An optimal online algorithm for retrieving heavily perturbed statistical databases in the low-dimensional querying model


We give the first O(1/sqrt{T})-error online algorithm for reconstructing noisy statistical databases, where T is the number of (online) sample queries received. The algorithm is optimal up to the poly(log(T)) factor in terms of the error and requires only O(log T) memory. It aims to learn a hidden database-vector w in R^d in order to accurately answer a stream of queries regarding the hidden database, which arrive in an online fashion from some unknown distribution D. We assume the distribution D is defined on the neighborhood of a low-dimensional manifold. The presented algorithm runs in O(dD)-time per query, where d is the dimensionality of the query-space.
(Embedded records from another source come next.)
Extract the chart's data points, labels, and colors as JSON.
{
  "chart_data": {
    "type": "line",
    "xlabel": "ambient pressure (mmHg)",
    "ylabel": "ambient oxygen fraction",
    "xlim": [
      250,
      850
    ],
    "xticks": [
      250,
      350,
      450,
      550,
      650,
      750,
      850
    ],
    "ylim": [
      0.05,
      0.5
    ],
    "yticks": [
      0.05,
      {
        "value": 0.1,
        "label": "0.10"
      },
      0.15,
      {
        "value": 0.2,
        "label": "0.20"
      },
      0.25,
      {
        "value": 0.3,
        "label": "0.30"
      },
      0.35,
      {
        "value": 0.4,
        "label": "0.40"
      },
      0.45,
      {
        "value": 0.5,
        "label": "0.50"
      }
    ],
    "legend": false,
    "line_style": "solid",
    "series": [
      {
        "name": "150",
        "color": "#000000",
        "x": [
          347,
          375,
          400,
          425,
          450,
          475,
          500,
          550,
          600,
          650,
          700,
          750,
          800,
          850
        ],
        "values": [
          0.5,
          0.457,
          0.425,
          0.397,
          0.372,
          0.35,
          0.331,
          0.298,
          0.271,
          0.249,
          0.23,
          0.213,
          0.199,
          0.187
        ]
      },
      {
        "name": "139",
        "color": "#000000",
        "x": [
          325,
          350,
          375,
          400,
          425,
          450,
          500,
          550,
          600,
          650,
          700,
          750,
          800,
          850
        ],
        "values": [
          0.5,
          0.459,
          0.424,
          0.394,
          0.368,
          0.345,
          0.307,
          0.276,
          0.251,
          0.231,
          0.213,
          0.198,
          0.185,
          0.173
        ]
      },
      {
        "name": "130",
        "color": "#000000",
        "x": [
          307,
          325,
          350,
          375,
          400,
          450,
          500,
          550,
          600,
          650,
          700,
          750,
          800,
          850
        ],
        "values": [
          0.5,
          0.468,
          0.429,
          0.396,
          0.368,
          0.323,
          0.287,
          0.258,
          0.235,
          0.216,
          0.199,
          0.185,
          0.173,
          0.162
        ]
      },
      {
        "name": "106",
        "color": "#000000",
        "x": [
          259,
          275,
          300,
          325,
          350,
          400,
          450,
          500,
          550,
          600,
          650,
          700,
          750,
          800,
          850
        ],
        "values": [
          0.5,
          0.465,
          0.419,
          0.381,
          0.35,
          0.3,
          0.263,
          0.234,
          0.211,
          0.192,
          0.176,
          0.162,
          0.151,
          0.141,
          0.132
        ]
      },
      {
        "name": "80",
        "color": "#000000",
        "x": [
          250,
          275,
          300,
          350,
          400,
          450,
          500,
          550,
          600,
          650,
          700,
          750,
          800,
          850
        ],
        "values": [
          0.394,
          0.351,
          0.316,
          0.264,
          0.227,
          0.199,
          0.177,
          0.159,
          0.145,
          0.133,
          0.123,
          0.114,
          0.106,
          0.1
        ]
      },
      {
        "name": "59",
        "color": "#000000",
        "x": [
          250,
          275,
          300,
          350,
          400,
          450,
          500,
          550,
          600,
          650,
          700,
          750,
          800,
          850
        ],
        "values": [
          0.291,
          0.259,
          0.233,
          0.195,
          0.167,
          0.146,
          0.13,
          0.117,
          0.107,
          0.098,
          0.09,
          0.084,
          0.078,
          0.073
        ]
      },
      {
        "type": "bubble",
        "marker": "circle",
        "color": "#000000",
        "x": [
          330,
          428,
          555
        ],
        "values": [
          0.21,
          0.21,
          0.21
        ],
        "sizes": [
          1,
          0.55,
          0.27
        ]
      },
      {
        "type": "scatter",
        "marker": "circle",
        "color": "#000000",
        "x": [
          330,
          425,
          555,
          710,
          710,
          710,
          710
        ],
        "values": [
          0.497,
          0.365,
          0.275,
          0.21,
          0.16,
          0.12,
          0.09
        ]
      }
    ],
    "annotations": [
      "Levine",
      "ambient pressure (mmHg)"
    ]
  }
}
Contrary to the classical setting, there is no separate training set that is used by the algorithm to learn the database —- the stream on which the algorithm will be evaluated must also be used to learn the database-vector. The algorithm only has access to a binary oracle O that answers whether a particular linear function of the database-vector plus random noise is larger than a threshold, which is specified by the algorithm. We note that we allow for a significant O(D) amount of noise to be added while other works focused on the low noise o(sqrt{D}) setting. For a stream of T queries our algorithm achieves an average error O(1/sqrt{T}) by filtering out random noise, adapting threshold values given to the oracle based on its previous answers and, as a consequence, recovering with high precision a projection of a database-vector w onto the manifold defining the query-space. Our algorithm may be also applied in the adversarial machine learning context to compromise machine learning engines by heavily exploiting the vulnerabilities of the systems that output only binary signal and in the presence of significant noise.